Après une première journée d’action, le 31 mars, à l’initiative du Snj, cette contestation s’inscrit dans le contexte d’une explosion des risques psychosociaux mise en évidence par une expertise présentée le 14 mars aux cinq comités sociaux et économiques de Radio France. Jusqu’à présent, « la réponse de la direction a consisté à jouer la montre et ne pas apporter de réponses sérieuses et immédiates pour mettre fin à cette situation inacceptable », souligne, dans un communiqué, le Snj-Cgt de Radio France. « S’il y a dépassement des horaires légaux, surcharge de travail et travail dissimulé, précise Lionel Thompson, cela est en grande partie dû aux tâches liées au web, qui sont apparues sans création d’emplois supplémentaires. »

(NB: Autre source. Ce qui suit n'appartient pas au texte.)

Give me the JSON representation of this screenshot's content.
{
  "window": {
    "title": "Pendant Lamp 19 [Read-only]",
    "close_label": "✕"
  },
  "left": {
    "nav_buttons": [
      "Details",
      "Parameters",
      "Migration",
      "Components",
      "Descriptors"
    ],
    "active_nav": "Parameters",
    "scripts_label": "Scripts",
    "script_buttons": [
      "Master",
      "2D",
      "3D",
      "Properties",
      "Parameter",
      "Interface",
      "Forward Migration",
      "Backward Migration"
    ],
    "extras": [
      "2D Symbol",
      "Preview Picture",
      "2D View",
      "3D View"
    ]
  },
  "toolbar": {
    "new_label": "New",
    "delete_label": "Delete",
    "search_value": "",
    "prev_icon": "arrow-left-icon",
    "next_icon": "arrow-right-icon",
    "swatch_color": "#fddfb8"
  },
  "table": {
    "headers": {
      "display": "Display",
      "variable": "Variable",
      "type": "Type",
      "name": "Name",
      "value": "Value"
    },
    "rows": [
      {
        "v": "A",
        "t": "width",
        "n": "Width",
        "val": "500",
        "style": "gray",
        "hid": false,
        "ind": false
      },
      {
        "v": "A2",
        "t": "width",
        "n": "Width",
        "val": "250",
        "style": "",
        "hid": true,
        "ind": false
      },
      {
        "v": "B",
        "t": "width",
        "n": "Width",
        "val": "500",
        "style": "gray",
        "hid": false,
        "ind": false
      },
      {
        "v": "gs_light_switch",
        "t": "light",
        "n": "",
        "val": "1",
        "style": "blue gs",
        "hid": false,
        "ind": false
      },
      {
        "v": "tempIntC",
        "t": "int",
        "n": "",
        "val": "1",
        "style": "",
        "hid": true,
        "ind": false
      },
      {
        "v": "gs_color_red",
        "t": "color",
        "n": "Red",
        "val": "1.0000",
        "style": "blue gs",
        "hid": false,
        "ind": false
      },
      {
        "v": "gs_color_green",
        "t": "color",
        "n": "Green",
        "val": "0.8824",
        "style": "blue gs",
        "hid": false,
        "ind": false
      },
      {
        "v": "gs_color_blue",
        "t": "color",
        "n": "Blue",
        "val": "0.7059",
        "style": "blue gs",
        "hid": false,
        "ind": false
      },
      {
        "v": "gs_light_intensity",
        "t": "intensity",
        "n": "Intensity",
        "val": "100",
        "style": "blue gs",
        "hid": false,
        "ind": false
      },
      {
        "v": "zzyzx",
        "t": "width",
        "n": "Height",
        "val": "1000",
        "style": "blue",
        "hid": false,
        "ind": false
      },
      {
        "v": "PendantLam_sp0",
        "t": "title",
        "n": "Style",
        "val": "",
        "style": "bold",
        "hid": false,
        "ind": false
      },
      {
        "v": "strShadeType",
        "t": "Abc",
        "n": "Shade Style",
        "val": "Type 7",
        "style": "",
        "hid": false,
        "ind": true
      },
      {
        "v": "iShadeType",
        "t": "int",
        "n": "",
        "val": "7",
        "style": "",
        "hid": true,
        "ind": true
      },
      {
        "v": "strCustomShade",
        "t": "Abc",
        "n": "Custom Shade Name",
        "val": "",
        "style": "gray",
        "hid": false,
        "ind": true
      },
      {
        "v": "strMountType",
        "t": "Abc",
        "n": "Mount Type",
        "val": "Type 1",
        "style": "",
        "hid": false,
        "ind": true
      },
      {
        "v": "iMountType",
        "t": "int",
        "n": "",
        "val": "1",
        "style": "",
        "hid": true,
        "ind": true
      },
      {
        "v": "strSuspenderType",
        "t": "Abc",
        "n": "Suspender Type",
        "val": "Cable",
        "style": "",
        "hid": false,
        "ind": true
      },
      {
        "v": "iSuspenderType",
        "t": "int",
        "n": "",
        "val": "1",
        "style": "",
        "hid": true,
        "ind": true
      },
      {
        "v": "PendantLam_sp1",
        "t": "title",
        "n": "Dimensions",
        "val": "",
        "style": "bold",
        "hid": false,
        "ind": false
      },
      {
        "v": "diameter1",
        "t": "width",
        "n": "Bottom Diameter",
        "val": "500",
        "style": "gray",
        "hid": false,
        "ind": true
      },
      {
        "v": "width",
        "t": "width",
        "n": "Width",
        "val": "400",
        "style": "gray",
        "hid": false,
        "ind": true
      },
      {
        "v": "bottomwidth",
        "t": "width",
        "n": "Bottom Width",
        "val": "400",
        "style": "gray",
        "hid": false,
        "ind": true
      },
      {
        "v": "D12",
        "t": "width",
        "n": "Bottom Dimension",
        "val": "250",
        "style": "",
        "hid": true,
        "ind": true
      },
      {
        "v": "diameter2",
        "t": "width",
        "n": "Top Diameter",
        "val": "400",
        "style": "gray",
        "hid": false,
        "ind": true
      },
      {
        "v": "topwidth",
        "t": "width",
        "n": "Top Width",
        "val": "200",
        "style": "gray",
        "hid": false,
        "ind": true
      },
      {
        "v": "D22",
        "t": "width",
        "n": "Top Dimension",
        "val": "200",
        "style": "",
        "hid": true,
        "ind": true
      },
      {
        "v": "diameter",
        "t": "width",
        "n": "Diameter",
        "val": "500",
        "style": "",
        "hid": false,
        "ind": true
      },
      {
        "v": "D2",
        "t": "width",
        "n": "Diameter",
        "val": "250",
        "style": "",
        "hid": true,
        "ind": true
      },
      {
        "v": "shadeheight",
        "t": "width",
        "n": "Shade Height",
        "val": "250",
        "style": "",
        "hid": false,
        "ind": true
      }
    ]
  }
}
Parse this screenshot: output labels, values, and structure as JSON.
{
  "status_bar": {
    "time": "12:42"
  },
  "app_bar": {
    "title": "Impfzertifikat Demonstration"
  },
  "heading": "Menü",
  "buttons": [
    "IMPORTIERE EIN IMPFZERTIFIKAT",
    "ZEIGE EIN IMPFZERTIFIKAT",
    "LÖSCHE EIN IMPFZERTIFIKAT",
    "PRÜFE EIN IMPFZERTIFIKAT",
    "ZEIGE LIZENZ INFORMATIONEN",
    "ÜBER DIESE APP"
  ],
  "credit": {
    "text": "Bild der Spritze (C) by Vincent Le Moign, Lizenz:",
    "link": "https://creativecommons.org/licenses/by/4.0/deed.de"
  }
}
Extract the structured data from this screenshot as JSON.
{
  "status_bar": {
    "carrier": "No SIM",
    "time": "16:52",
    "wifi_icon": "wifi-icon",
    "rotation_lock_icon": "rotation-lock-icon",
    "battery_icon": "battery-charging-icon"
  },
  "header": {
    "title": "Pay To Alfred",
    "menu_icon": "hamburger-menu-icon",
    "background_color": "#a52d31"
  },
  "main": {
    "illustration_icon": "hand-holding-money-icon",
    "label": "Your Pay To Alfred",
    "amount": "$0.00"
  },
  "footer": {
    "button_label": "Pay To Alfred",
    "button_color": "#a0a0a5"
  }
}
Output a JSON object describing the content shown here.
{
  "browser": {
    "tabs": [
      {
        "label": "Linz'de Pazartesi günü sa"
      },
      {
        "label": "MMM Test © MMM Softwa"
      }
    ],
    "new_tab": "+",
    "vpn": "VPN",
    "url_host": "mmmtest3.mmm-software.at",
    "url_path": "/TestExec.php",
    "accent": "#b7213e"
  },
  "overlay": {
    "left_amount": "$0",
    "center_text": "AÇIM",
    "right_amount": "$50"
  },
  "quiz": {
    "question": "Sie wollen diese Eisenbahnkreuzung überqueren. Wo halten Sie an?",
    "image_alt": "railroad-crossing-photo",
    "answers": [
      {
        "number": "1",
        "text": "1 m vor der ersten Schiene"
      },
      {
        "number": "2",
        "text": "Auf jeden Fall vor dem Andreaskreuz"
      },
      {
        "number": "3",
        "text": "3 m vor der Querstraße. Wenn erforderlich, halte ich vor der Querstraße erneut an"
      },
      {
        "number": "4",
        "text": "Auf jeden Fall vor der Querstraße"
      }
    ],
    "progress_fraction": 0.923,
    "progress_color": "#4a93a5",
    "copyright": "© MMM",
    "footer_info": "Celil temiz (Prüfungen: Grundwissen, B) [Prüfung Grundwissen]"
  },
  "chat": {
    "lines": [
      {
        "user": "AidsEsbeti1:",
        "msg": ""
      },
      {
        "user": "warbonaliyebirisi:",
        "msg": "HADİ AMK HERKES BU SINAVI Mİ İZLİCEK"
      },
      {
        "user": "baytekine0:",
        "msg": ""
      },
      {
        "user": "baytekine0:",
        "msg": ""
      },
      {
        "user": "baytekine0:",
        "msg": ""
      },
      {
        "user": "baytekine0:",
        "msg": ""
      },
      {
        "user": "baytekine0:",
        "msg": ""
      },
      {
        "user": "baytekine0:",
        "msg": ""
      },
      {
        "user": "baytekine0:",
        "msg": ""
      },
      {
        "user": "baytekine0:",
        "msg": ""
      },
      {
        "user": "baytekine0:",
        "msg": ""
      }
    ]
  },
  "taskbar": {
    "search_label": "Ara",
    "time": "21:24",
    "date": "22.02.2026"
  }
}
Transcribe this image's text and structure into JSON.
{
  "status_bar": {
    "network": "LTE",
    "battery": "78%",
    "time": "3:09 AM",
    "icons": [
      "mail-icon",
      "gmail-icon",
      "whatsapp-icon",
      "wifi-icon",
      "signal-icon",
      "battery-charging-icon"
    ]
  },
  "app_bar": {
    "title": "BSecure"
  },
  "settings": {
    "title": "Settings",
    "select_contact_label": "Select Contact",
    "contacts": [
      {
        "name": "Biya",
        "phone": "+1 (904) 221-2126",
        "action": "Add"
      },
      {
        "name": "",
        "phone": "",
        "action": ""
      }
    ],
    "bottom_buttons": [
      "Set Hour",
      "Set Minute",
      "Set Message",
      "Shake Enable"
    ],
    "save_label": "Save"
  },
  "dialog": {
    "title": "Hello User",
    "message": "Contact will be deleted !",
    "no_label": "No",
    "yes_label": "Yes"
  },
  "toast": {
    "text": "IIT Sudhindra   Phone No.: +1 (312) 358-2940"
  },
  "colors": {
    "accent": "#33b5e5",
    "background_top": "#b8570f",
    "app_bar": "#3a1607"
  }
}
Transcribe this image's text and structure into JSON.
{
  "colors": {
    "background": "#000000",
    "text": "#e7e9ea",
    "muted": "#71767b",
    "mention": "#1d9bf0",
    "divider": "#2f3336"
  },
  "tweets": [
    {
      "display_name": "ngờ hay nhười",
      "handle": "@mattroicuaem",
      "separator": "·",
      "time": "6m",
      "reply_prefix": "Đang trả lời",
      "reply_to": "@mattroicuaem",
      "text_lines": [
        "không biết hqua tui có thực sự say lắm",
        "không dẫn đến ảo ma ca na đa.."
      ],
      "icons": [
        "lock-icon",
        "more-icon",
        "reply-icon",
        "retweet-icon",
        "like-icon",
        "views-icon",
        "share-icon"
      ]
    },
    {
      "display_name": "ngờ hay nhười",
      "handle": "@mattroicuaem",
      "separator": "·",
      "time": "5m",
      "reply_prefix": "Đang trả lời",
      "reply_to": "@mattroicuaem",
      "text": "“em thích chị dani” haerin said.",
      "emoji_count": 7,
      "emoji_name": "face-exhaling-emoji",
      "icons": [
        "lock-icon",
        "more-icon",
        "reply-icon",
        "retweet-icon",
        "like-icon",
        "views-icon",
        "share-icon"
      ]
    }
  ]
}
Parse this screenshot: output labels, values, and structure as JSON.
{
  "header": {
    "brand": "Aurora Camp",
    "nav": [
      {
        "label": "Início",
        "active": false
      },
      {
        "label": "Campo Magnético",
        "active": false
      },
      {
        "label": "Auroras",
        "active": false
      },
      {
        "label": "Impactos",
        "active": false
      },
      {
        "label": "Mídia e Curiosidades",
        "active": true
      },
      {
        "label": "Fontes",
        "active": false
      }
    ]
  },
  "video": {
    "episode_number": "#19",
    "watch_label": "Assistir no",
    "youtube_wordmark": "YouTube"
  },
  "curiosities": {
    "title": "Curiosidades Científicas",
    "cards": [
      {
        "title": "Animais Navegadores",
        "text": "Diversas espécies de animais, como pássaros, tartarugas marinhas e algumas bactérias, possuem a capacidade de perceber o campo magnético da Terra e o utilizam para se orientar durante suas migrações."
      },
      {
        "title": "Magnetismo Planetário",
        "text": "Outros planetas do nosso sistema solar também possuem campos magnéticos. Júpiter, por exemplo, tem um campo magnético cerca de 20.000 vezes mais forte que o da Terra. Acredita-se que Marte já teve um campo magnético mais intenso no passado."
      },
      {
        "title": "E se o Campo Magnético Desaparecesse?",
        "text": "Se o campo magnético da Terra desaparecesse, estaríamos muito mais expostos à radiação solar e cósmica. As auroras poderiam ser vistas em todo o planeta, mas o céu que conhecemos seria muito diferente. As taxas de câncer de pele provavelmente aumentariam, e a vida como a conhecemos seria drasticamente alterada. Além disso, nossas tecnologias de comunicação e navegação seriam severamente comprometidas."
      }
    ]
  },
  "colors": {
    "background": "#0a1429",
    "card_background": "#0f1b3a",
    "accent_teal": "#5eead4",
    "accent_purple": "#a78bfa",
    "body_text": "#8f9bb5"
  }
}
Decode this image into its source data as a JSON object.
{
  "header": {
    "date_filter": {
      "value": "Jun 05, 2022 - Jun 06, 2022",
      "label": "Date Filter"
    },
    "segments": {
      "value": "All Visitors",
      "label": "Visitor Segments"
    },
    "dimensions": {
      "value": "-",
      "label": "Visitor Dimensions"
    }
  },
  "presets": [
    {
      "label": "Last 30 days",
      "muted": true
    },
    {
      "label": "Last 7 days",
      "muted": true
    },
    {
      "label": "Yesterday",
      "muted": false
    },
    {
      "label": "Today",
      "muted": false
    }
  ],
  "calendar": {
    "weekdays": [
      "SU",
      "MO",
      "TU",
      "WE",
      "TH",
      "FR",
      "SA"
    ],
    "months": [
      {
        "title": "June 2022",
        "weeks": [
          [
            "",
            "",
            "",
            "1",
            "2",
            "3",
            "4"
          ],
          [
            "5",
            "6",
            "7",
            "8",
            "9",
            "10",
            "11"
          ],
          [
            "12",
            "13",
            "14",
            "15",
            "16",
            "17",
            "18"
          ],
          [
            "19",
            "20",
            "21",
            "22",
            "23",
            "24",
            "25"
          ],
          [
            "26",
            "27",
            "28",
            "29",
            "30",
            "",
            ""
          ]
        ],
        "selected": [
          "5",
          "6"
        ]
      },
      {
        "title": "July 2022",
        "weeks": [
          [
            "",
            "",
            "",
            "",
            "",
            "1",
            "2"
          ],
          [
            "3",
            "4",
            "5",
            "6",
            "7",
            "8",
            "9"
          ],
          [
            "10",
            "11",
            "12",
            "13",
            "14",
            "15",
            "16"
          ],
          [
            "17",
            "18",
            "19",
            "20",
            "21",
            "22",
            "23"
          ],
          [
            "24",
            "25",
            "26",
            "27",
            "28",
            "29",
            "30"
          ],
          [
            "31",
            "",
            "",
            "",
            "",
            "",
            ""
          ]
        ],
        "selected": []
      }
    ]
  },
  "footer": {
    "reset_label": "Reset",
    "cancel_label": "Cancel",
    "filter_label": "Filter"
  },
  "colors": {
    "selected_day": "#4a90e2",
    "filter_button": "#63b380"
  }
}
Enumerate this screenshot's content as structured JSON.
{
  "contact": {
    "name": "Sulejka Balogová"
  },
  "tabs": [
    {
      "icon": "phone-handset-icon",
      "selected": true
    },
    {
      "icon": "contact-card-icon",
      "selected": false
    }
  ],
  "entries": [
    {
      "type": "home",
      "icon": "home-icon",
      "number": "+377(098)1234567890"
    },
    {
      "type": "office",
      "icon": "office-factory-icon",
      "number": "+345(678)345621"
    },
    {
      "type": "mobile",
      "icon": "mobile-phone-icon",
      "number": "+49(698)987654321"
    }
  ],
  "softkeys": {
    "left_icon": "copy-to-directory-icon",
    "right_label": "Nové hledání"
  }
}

Une transition numérique qui questionne le sens du travail

Comme l’ensemble des médias, Radio France a lancé sa « transition numérique » il y a plusieurs années afin de diffuser ses contenus éditoriaux en ligne via des sites web et des applications dédiées. « Au début, on choisissait le matin, en conférence de rédaction, quel sujet serait traité en ligne en supplément de la radio, témoigne Sophie Morlans. Maintenant c’est devenu systématique. En plus des reportages, on doit produire un ou deux sujets web, parfois le double. Bien sûr, on en voit la plus-value quand on obtient un bon témoignage : on en retient quatre minutes pour le web alors qu’on ne peut en diffuser qu’une minute en radio. »

Progressivement pourtant, la rédaction sur le web a pris le dessus en occupant une place grandissante dans les journées de travail, et cela interroge le sens que les journalistes donnent à leur travail : « Mettre en ligne des articles en fin de journée et les diffuser sur les réseaux sociaux est une responsabilité importante. Si on fait tout ce qu’on peut, ce n’est pas toujours un travail sérieux et respectueux de notre lectorat », regrette la journaliste.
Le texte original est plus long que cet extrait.